Manchmal kommt es anders. Denn der Winter hat seine Spuren in den Bergen ganz nachhaltig hinterlassen. Gut natürlich für die Gletscher, die heuer eine schützende Decke hatten. Schlecht für die, die auf 2400 Metern einen Klettersteig beenden wollten. So kam es, dass die Klettersteigtage vom 22.06.24 – 24.06.2024 nicht wie geplant mit den Klettersteigen Wilder- und Nackter Hund am Loferer Steinberg begannen, sondern gleich bei der Anfahrt mit dem s‘Schuastagangl auf die Steinplatte. Das Wetter war genau richtig dafür und der mittelschwere Steig als Auftakt noch ausreichend sanft, um anschließend noch die knapp 1200 Höhenmeter mit ordentlich Gepäck zur Von-Schmidt-Zabierow-Hütte (1966 m) aufzusteigen.
Die mit großer Vorfreude erwarteten Bergfeuer zur Sonnwend ließen die Bergsteiger in Scharen hineinströmen, sodass jeder Winkel der Hütte ausgefüllt war. Und auch wenn das Wetter mit immer mehr Regen die Hoffnung auf das erträumte Feuerbrennen zerstörte, so schaffte es die Bergrettung trotzdem, ein paar Feuer um die Hütte zu verteilen und in einigem Abstand zur Hütte glühende Zeichen zu setzen. Feuerbrennen light, könnte man es nennen, und damit Luft nach oben lassen. Wollen wir im nächsten Jahr einen neuen Anlauf nehmen? Bergfeuer und Klettersteige haben jedenfalls den Reiz nicht verloren.

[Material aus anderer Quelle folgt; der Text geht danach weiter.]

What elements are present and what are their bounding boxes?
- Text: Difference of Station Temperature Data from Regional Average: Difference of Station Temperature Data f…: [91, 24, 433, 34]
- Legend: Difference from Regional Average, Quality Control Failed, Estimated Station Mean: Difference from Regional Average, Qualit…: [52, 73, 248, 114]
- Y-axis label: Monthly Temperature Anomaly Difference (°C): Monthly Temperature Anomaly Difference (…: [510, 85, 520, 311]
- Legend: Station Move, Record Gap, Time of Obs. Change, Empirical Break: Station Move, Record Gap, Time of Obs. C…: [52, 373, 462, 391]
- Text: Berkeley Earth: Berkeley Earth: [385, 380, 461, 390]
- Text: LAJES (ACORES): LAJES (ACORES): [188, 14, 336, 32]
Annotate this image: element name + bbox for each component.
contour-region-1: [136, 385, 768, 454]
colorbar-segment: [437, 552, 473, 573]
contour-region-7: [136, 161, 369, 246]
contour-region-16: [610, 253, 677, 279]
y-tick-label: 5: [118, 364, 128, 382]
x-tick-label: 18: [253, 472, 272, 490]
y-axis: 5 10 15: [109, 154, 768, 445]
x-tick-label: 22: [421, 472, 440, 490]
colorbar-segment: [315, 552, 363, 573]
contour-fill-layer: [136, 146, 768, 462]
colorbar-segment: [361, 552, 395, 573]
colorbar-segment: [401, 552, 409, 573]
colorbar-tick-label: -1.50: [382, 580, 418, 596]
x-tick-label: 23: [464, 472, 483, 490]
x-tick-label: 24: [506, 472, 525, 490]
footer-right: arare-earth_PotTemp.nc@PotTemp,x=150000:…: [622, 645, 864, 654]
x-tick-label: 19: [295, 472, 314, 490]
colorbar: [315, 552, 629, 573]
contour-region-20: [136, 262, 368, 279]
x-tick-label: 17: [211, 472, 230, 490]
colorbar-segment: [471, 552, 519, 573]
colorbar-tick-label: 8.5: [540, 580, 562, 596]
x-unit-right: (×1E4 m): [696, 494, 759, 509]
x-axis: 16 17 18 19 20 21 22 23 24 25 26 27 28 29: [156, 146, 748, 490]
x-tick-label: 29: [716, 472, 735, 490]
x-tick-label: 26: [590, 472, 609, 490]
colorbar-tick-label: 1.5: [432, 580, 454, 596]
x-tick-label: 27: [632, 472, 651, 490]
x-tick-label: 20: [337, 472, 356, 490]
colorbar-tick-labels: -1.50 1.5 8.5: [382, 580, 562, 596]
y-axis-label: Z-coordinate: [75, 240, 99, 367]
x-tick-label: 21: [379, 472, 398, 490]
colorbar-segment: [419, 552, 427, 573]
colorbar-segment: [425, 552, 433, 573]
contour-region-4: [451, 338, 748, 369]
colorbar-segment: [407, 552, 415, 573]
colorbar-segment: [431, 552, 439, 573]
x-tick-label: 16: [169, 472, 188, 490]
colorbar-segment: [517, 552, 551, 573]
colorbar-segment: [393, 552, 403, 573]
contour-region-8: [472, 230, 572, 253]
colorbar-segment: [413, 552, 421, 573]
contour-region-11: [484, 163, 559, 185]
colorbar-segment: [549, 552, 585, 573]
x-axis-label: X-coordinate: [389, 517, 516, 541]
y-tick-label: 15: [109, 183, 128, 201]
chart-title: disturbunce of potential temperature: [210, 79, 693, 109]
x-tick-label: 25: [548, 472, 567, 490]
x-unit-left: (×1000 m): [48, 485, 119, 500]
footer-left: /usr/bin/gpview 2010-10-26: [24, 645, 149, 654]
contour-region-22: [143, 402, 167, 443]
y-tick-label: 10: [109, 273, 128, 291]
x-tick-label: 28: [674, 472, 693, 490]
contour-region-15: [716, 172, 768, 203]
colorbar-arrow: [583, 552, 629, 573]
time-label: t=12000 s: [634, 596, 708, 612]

Am zweiten Tag war dann der Regen schon wieder vorüber – und beinahe auch das Frühstück, als unsere Gruppe sich aus den gemütlichen Betten wälzte. Doch der späte Start in den Tag bot eine ganz besondere Überraschung: Die Hüttenwirtin Käthe, die nach 25 Jahren nächstes Jahr ihr Revier übergeben wird, stand den Kindern einer JDAV-Gruppe aus Traunstein, die mit beim Frühstücken waren, für eine Interviewstunde zur Verfügung. Erst erzählte sie, wie sie damals auf die Hütte kam, was sie sich alles aufgebaut hat und wie die Hütte so funktioniert. Warum sie so eine einzigartige Berufswahl getroffen hat und wie wichtig es ist, hier immer alles im Blick und im Kopf zu haben. Welche Kontakte wichtig sind, wie die Hubschrauber den Hüttenbetrieb ermöglichen (über den Winter muss beispielsweise sogar die Spülmaschine ins Tal geflogen werden). Dass die Versorgungshütte am Parkplatz im Tal oft frische Zutaten für die Hüttenküche bereithält, die bitte beim Aufstieg mitgenommen werden sollten (Schnittlauch passt auch noch auf den dicksten Rucksack). Und anschließend konnten alle noch Fragen stellen – wir herrlich, diese Infos aus erster Hand von der sympathischen, bodenständigen und mutigen Frau zu bekommen. Respekt und Anerkennung waren ihr damit bei allen Zuhörern sicher…
Anschließend eigneten sich die hüttennahen Übungsklettersteige – samt Überquerung der Seilbrücke – für eine Vormittagseinheit im Klettersteiggehen. Und weil sich der Nebel immer wieder zurückzog, konnte am Nachmittag auch noch eine Wanderung Richtung Großes Reifhorn (2488 m) starten. Die Gämsen fandens interessant.
Am dritten Tag war dann die Sonne wieder voll da und lud vor dem Abstieg noch zu einer kleinen Yoga-Einheit am Berg ein. Um nun die Klettersteigtage noch gebührend abzuschließen, fuhr die Gruppe bei der Heimfahrt noch zum Königssee und kletterte in verschiedenen Varianten auf den Grünstein (1304 m). Eine sehr lohnende Tour an einem Montag, denn auch wenn der Zentralparkplatz ganz schön verstopft war – die Klettersteige waren weitgehend frei.
Die Grünsteinhütte (1220 m) kredenzte noch Kaiserschmarrn satt und der Königsee erfrischte die dampfenden Füße für eine entspannte Heimfahrt. Auch mit den Programmänderungen war es eine sehr schöne und fordernde Tour, die nach einer Wiederholung im nächsten Jahr verlangt.